Chagford, in the heart of Devon, lies on the edge of legendary Dartmoor National Park and is close to the beautiful River Teign. Easily accessible from Exeter, it is an important stopping point for visitors venturing to the picturesque South West of England. As a famous Stannary town, Chagford has an exciting and vibrant history and, over hundreds of years, has evolved into a very special, popular and charming place you won’t want to miss!
Archaeological remains confirm that a community has existed here for at least 4000 years. In historical times, Chagford grew due to the wool trade and from tin mining in the area, and in 1305 was made a stannary town where tin was traded. Among the most prominent tin-mining families in the 16th century were the Endecotts, Knapmans, Whiddons and Lethbridges. A cattle market in the town survived until the 1980s.

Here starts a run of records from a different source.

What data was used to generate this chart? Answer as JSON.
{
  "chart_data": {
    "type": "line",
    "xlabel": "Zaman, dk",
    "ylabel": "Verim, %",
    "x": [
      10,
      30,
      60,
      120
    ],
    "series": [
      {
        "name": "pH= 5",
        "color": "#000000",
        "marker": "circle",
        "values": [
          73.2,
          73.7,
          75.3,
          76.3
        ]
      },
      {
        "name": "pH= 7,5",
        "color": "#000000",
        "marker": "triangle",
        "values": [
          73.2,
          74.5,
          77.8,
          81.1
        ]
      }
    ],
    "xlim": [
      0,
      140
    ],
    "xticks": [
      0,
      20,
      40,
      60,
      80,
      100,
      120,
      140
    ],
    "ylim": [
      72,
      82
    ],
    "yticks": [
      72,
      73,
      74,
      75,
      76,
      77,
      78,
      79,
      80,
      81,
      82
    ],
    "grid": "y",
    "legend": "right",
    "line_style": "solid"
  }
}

In a Civil War skirmish Sydney Godolphin, the poet and Royalist MP for Helston, was shot and killed in the porch of the Three Crowns.
In 1987, the New Scientist reported that Chagford contained “the most radioactive loo in the world”, a reference to the high levels of Radon gas in this granite area.
Today Chagford is a thriving community with high property prices, busy streets, and an unusually wide range of shops for a town of this size. It is also known for its vibrant arts community, celebrated through the autumn Chagford Film Festival, the springtime Chagword literary festival (every two years), the summer’s Chagstock Music Festival, the annual Wonderworks crafts weekend, and other regular cultural events. The two large hardware stores in the town square have been run by the same two families for many years, but one of these is set to close in 2016, as is the Post Office. There are several tea rooms and whole food cafés, one restaurant, and several pubs. There are numerous guest houses and hotels in the surrounding countryside. These provide accommodation for the large influx of visitors during the year.